Thirty-seven US state and district attorneys general sued Alphabet Inc’s Google on Wednesday, alleging that it bought off competitors and used restrictive contracts to unlawfully maintain a monopoly for its app store on Android phones.
The allegations about Google’s Play Store stem from an investigation involving nearly every US state that began in September 2019 and have already resulted in three other lawsuits against the company. The cases threaten to force major changes to how it generates billions of dollars in revenue across its businesses, including advertising, in-app purchases and smart home gadgets.
Google said on Wednesday the litigation was about boosting a handful of major app developers that want preferential treatment rather than about helping small businesses or consumers. It maintains that unlike Apple Inc with its App Store on iPhones, Android supports competitors to the Play Store.
“Android and Google Play provide openness and choice that other platforms simply don’t,” the company said in a blog post.
The states, led by Utah, New York, North Carolina and Tennessee, argue that Google has generated “enormous profit margins” from the Play Store by engaging in illegal tactics to preserve monopolies in selling Android apps and in-app goods.
In the United States, Google Play accounts for 90 per cent of Android apps downloaded, according to the lawsuit.
“Google leverages its monopoly power with Android to unlawfully maintain its monopoly in the Android app distribution market,” the lawsuit stated.
The states pointed to agreements already targeted in other lawsuits such as those Google has with mobile carriers and smartphone makers to promote its services.
But they added fresh claims after newly reviewing internal company documents.
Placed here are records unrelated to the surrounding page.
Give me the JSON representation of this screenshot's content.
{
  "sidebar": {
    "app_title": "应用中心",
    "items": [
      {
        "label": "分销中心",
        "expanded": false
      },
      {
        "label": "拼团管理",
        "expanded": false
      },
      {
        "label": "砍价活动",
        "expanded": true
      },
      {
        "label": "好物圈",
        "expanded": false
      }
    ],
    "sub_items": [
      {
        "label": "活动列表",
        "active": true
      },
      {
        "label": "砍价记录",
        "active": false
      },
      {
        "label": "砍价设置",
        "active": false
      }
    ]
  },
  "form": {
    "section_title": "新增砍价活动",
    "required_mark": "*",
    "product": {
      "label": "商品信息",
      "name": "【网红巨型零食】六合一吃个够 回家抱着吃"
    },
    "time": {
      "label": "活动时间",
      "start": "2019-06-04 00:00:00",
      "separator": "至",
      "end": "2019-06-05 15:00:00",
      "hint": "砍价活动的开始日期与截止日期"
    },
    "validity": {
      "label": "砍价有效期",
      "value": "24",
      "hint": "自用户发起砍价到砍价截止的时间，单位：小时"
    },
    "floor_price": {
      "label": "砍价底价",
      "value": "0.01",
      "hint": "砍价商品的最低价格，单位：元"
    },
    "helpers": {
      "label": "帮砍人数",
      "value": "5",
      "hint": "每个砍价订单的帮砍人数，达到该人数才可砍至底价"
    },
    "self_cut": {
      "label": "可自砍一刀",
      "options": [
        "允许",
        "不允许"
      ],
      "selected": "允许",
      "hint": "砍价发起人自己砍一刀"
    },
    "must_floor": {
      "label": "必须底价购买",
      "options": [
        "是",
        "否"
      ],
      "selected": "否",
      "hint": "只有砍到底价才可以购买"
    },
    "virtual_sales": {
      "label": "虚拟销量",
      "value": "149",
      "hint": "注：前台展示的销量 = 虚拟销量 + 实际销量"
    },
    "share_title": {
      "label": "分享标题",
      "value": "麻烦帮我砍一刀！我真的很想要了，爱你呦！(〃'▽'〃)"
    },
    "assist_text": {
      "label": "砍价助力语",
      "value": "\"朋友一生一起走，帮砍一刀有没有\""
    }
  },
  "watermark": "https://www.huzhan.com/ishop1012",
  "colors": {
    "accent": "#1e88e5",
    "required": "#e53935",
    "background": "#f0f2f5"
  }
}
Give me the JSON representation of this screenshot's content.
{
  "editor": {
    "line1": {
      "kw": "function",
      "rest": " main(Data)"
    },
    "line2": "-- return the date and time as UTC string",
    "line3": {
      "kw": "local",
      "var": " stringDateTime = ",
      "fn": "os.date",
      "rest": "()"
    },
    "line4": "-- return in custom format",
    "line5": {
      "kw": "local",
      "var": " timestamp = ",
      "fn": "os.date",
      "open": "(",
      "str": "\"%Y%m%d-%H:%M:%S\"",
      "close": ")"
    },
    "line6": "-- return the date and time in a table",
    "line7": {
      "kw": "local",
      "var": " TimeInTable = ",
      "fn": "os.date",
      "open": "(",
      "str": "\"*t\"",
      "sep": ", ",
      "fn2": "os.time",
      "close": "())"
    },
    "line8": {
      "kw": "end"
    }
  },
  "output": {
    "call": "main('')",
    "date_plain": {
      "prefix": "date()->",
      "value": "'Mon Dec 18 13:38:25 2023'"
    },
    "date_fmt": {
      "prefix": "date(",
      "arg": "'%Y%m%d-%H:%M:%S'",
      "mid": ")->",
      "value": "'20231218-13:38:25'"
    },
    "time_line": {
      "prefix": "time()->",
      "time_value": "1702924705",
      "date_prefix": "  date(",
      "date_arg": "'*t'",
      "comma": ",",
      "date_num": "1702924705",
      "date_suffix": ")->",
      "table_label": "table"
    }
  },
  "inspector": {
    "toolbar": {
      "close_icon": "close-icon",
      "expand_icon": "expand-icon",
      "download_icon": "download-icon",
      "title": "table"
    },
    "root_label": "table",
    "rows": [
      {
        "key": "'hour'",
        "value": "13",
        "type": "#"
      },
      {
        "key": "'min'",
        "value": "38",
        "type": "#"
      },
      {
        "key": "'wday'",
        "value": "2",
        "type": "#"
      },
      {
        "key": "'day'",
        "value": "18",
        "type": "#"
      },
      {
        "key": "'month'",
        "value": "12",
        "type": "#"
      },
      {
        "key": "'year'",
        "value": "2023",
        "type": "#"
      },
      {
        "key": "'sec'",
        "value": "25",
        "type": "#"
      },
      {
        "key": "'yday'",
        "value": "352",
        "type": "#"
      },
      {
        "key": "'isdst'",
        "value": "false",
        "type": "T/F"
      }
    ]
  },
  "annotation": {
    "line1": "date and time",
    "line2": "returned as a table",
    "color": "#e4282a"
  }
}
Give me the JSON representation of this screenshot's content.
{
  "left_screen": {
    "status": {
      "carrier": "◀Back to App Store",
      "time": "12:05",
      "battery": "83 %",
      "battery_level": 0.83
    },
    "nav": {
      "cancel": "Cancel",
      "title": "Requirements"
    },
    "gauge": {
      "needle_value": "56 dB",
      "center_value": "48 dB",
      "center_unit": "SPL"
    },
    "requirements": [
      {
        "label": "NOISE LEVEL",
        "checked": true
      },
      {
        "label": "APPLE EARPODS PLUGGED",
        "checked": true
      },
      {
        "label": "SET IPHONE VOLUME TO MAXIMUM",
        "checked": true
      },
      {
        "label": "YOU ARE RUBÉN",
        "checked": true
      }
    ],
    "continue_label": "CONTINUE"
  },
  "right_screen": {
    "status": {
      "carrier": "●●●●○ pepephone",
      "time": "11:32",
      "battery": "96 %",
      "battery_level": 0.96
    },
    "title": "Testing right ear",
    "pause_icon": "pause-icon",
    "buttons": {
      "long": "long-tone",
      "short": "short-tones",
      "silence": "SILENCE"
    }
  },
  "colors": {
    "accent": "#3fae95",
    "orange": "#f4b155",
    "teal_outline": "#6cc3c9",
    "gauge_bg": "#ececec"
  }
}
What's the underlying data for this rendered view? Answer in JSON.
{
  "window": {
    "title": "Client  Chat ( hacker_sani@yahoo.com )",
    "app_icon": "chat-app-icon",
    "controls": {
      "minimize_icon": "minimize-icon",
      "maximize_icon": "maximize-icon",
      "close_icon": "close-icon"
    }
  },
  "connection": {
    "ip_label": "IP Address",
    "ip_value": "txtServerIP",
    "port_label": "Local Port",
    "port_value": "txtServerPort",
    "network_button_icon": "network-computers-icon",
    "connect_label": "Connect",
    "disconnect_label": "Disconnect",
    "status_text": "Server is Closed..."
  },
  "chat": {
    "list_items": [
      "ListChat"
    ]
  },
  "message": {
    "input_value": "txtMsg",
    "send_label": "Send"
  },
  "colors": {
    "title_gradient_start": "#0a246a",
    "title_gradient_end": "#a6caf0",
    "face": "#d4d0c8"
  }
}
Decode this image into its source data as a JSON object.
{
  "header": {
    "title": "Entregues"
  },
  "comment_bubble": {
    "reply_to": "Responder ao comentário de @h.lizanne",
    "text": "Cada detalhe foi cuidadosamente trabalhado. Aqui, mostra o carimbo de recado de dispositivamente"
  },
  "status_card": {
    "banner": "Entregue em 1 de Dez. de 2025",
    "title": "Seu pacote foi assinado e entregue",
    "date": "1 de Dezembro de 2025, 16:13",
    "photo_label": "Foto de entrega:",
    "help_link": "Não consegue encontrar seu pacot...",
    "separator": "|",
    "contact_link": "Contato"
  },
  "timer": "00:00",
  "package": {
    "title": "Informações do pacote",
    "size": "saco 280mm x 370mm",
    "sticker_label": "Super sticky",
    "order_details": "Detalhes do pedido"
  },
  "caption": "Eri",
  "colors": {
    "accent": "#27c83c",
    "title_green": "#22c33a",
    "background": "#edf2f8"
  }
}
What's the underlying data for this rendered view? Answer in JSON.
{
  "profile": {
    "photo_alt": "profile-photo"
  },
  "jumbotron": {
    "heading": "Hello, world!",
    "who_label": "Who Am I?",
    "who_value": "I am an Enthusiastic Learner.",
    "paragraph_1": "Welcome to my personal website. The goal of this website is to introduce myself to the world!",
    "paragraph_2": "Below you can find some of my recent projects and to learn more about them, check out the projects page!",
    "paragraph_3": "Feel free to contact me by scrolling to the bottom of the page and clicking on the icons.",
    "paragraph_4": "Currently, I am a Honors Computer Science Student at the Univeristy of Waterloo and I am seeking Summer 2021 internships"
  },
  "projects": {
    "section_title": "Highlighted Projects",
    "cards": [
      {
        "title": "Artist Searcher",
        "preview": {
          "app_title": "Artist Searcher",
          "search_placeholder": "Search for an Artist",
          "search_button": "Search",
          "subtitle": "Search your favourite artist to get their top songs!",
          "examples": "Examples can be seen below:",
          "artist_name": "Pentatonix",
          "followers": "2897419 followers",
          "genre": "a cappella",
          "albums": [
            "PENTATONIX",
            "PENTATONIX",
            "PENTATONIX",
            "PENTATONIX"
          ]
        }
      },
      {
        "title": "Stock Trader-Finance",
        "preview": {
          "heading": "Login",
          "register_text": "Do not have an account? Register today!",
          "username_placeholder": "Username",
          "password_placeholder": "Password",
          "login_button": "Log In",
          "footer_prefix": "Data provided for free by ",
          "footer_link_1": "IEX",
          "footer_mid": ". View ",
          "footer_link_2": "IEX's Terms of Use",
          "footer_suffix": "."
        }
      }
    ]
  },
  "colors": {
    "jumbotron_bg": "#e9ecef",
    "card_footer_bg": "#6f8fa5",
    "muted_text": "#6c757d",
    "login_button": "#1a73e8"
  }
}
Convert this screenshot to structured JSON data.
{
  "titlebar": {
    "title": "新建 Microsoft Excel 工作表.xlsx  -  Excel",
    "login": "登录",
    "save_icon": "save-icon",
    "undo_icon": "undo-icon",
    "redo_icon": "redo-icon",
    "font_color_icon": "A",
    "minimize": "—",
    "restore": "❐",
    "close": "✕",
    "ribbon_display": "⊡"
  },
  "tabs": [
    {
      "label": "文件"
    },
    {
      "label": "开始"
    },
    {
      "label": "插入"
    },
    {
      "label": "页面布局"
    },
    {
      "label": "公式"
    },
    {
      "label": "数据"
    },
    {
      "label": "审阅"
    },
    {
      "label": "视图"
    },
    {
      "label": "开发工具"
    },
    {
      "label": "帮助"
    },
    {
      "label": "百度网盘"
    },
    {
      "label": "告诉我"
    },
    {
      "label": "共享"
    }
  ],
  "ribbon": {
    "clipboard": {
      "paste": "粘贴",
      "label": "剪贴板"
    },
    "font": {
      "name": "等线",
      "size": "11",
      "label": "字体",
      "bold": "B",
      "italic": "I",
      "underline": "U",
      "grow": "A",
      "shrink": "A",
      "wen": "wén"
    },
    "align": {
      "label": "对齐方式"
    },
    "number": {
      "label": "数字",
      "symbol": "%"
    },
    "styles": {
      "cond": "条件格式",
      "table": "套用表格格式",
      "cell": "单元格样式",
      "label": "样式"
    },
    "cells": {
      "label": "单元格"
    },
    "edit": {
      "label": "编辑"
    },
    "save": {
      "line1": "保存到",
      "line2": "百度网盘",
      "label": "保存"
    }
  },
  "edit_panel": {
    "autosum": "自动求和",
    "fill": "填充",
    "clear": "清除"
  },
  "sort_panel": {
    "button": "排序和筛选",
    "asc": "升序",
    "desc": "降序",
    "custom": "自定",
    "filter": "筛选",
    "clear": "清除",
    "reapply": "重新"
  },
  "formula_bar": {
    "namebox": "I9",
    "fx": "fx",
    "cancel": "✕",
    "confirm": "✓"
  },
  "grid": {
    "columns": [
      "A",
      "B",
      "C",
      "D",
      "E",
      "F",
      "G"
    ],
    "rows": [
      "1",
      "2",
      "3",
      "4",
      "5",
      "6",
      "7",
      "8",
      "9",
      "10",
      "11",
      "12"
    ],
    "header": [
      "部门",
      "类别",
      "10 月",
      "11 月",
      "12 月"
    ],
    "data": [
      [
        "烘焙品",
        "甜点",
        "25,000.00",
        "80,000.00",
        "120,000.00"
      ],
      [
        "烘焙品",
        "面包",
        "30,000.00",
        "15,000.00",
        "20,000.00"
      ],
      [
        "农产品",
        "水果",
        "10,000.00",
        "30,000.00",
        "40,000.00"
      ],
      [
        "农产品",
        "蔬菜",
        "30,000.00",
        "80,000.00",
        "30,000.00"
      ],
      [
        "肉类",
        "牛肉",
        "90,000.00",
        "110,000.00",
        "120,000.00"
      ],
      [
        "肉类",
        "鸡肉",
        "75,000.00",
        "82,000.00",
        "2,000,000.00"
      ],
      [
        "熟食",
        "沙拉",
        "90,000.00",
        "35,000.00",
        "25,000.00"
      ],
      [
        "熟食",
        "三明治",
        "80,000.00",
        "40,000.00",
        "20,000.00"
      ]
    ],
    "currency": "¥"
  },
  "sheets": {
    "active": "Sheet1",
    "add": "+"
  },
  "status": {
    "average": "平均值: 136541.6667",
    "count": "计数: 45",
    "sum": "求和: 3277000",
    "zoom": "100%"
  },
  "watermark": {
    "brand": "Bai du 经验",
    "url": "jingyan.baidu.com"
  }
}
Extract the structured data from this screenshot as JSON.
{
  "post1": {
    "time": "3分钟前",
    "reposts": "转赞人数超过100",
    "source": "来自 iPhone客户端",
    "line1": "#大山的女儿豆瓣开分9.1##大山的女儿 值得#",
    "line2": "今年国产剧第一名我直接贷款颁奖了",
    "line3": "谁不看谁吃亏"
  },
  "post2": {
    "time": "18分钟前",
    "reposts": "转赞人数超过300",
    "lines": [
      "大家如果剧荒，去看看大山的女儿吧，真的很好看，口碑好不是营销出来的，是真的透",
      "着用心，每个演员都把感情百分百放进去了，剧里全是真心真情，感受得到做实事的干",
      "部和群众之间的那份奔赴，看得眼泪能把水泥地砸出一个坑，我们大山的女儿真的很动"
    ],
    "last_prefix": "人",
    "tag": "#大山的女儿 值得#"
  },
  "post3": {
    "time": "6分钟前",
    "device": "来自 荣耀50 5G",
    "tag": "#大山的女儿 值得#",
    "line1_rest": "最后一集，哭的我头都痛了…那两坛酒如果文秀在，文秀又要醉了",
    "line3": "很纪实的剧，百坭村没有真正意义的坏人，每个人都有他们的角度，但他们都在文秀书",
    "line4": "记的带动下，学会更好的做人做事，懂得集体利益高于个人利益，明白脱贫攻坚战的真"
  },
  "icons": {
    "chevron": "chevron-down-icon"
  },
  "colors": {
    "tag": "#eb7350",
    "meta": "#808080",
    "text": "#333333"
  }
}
The states alleged that Google bought off developers so they would not support competing app stores, and that through numerous secret projects it intended to pay Samsung Electronics Co, whose rival app store posed the biggest threat, to stop competing.
Samsung did not immediately respond to a request for comment.
The plaintiffs, which include California and the District of Columbia, also say Google has unlawfully mandated that some apps use the company’s payment tools and give Google as much as 30 per cent of digital goods sales. The “extravagant commission,” compared with the 3 per cent other marketplaces charge, has forced app makers to raise prices and consumers to spend more, the states said.
“Google Play is not fair play,” Utah Attorney General Sean Reyes said in a statement. “It must stop using its monopolistic power and hyper-dominant market position to unlawfully leverage billions of added dollars from smaller companies, competitors and consumers beyond what should be paid.”
The states want the consumers to get their money back. They also called for civil penalties and a court-imposed monitor to ensure Google eases the process for consumers, app developers and smartphone makers to use or promote alternatives to the Play Store and the official payment system for 20 years. In addition, the states seek to stop Google’s payments to Samsung and developers.
The states said on Wednesday they have not ruled out taking similar action against Apple over its App Store.
The filing drew praise from Meghan DiMuzio, executive director for the Coalition for App Fairness, which represents companies including Match Group Inc and Spotify Technology SA that oppose some of the Play Store rules.
“Anti-competitive policies stifle innovation, inhibit consumer freedom, inflate costs, and limit transparent communication between developers and their customers,” DiMuzio said.
The lawsuit said that while Google does enable consumers to avoid the Play Store, it displays “generally misleading warnings and hurdles” to discourage such activity.
Google does not break out Play Store’s financial performance but has said the unit along with several others together generated $21.7 billion in revenue last year, or about 12% of overall sales.
Google’s worries about Samsung grew after the South Korean company worked with video game maker Epic Games Inc to exclusively launch “Fortnite” for Android devices in 2018, according to the lawsuit.
Epic’s bypassing of the Play Store cost Google some millions of dollars in revenue, the states said.
Google “immediately launched multiple coordinated initiatives designed to block the emergence of a competing [Samsung] Galaxy Store,” the lawsuit said. “Google viewed these projects as an integrated approach to eliminating the threat of more developers following Epic’s lead.”
Last year, Epic itself sued Google and Apple separately in federal court in California over app store policies. Proposed classes of developers and consumers have joined the cases.
A judge’s decision in the Apple fight is expected in the coming weeks, and a hearing on Google’s effort to dismiss the case against it is scheduled for July 22.
The lawsuits come amid growing antitrust scrutiny of big tech companies, but regulators suffered an early blow last week when a judge dismissed a Federal Trade Commission lawsuit against Facebook Inc.
The ruling should not affect the Play Store case because it covers different circumstances, the states suing Google said.